Take this into account in the size of the emergency reserve

Discover what you

It’s worth thinking about how to cope if, for example, you lose your job for half a year. How much money would it cover to cover all your vital expenses? Or just take a look at the biggest spending month ever, when everything came together. It would be worth putting aside that you can at least survive these on your own. As a rule of thumb, consider a 3-12 month release.


Think small first

Finding a place to save money in your budget may be difficult at first, so it’s a good idea to start small. For example, start with the price of a daily coffee or chocolate, which can save you 5-6 thousand forints a month, or 60-70 thousand for a year.


Look for spending that you can restrain

Look for spending that you can restrain

A little rationalization always comes in handy, so it’s worth reviewing your regular costs from time to time. For example, you can save on a cheaper phone, TV or internet subscription. With relatively little effort, occasional expenses can be cut and the amount freed up can be saved. Over time, you may get on quite well, and you will find savings in places you never thought you would have.
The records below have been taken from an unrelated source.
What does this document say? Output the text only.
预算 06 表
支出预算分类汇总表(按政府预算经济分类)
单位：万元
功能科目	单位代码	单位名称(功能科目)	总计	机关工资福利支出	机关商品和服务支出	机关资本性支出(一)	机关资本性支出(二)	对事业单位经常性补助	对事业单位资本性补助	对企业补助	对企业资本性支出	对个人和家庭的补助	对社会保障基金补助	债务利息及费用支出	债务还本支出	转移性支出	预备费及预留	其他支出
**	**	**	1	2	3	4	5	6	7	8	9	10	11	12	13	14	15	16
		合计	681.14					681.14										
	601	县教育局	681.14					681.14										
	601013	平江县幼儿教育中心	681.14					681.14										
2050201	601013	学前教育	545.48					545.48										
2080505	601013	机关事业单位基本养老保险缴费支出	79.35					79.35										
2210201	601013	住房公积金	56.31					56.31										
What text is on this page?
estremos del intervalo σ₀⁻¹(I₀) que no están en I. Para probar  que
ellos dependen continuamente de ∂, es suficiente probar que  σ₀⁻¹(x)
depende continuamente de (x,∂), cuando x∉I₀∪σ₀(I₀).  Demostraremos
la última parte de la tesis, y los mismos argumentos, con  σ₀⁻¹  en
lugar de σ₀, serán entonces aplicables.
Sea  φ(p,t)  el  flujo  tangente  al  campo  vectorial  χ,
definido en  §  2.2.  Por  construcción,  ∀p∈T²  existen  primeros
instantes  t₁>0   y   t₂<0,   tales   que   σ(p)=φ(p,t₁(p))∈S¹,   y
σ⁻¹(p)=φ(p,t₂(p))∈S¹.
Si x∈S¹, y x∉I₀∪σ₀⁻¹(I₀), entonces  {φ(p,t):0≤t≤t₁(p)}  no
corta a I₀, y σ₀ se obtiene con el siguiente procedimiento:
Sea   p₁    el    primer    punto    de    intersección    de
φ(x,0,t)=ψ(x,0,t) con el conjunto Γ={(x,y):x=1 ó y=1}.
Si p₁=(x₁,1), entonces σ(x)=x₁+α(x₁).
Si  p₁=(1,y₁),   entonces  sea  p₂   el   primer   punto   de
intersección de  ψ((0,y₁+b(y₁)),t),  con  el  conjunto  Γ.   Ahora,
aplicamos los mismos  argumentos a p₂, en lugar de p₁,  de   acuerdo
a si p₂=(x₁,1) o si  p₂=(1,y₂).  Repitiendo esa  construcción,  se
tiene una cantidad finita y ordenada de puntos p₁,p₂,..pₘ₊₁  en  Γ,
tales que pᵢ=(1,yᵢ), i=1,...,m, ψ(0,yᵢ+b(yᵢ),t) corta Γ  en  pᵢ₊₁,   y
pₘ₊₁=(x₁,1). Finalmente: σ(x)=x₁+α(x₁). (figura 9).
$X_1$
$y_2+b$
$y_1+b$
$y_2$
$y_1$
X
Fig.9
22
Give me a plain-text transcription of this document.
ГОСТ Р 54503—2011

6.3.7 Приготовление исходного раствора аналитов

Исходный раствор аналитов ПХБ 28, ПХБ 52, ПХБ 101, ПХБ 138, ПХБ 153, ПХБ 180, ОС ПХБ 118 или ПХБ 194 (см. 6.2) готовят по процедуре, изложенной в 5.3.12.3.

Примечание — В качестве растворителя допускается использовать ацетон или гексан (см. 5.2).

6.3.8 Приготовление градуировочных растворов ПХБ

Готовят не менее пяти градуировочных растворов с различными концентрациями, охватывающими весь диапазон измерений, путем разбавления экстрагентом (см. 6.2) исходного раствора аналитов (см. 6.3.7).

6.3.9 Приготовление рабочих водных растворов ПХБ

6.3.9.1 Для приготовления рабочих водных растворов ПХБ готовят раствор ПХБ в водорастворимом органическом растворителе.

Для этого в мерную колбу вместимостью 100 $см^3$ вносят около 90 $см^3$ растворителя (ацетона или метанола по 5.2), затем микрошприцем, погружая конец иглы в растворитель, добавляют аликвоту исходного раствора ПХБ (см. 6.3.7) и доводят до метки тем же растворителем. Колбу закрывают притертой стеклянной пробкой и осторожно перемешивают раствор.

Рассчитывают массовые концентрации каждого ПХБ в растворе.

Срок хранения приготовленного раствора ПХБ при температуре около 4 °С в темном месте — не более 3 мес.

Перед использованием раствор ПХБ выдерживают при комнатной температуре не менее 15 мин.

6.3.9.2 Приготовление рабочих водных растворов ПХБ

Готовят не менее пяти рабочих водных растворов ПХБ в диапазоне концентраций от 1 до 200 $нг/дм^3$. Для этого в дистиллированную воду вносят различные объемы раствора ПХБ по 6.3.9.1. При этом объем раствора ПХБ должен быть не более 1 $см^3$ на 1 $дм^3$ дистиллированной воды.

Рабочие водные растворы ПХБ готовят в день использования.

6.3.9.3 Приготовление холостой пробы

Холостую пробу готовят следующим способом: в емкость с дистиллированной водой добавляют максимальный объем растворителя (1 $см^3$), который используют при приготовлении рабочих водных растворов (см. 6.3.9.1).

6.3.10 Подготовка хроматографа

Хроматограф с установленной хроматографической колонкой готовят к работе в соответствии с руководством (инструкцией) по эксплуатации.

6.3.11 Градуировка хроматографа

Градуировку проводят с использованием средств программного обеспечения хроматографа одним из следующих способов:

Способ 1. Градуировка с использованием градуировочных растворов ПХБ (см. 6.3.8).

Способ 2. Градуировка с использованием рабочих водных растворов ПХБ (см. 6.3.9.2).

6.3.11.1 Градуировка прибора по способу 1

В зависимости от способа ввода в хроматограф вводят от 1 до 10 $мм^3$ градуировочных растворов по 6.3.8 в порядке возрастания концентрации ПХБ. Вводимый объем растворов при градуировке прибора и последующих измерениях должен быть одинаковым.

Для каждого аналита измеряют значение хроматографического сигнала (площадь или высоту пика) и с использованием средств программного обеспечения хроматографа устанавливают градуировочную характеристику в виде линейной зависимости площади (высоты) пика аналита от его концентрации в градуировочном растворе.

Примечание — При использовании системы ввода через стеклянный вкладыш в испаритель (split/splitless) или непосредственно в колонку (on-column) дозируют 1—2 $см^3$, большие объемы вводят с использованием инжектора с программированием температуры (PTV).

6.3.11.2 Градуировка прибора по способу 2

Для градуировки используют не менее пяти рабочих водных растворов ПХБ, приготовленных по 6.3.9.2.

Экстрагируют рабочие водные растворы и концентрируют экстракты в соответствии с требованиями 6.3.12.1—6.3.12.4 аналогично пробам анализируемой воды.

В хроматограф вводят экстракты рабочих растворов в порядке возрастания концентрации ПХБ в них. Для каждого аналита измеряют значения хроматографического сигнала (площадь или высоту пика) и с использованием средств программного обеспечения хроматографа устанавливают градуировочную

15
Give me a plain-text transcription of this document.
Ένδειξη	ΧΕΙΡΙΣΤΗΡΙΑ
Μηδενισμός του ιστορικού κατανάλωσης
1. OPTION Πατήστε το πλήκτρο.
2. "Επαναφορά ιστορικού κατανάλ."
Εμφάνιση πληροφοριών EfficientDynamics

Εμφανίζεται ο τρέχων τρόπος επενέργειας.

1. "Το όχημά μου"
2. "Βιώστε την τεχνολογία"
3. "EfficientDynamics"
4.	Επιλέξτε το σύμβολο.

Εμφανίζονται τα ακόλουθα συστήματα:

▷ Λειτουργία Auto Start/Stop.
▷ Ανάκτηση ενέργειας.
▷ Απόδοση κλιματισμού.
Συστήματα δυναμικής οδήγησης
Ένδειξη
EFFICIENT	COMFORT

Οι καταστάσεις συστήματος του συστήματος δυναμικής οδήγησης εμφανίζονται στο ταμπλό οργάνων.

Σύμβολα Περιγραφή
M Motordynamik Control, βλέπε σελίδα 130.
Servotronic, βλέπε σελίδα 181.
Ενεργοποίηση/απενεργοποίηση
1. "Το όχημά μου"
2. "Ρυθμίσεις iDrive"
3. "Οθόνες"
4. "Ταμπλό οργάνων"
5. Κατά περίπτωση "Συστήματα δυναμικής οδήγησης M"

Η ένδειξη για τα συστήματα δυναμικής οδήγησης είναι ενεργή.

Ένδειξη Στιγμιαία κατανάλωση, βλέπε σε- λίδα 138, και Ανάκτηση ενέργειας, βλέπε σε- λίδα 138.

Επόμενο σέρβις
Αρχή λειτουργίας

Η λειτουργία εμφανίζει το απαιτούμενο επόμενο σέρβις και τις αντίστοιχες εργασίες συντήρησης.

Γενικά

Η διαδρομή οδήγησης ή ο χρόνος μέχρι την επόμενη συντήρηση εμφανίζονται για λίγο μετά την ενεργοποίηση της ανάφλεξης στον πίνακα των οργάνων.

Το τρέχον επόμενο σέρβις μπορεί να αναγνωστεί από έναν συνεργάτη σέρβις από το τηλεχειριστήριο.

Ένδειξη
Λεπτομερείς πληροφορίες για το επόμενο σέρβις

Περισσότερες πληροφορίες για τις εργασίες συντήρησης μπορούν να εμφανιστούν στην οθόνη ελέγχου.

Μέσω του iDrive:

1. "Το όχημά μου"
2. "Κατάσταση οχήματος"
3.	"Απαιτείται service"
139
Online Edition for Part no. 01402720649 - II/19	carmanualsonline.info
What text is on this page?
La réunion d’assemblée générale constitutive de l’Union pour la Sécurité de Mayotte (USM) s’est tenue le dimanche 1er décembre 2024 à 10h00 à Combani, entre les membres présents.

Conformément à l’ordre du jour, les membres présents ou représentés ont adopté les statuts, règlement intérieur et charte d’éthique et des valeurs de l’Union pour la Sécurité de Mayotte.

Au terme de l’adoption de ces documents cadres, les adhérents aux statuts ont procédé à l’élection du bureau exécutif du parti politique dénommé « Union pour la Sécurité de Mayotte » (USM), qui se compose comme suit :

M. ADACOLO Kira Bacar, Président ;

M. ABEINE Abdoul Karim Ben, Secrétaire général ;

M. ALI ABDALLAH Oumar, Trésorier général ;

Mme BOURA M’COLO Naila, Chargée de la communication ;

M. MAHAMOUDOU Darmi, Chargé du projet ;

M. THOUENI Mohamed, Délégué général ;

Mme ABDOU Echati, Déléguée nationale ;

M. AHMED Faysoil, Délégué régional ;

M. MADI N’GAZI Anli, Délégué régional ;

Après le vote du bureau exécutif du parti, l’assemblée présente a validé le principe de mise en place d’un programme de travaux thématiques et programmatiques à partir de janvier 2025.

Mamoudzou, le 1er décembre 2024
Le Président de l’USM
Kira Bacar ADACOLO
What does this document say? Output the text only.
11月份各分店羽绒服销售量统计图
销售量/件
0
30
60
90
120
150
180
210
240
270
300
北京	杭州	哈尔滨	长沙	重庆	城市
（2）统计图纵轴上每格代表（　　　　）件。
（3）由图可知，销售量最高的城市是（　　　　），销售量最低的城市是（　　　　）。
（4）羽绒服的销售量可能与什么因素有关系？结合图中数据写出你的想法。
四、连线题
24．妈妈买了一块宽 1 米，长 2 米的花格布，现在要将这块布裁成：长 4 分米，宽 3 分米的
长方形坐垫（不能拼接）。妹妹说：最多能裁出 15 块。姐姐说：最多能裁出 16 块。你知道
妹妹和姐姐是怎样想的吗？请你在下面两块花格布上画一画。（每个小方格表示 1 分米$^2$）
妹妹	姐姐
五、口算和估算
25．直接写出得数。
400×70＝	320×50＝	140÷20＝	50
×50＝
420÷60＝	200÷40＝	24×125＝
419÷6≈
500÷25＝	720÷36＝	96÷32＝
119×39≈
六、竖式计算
Think about how much you spend unnecessarily, such as how much you spend, on unhealthy foods, drinks, and harmful habits anyway. Or pay attention to the action and try not to fall into the trap of rampant spending.


Fix your finances

Think small first

You might be pushing your monthly expenses with a long-overdue overdue debt, or a credit card that is not reasonably used. You should also be aware of a mortgage loan: with a loan redemption, you can easily save a few thousand forints on a monthly repayment, and repay the bank millions more overall. You may also be spending a lot on banking, though there would be a $ 1,000 cheaper account package.


Separate the emergency reserve completely

After you commit to saving money, it is advisable to periodically deposit the money you have collected into a separate account. This way, you are not in any way tempted to use the amount. Although the available profit is low, it is worthwhile to put the money into some form of interest-bearing savings, such as retail government paper, where the interest-bearing treasury bill actually yields 2% (here, too, costs can be completely avoided if purchased at the Hungarian Treasury).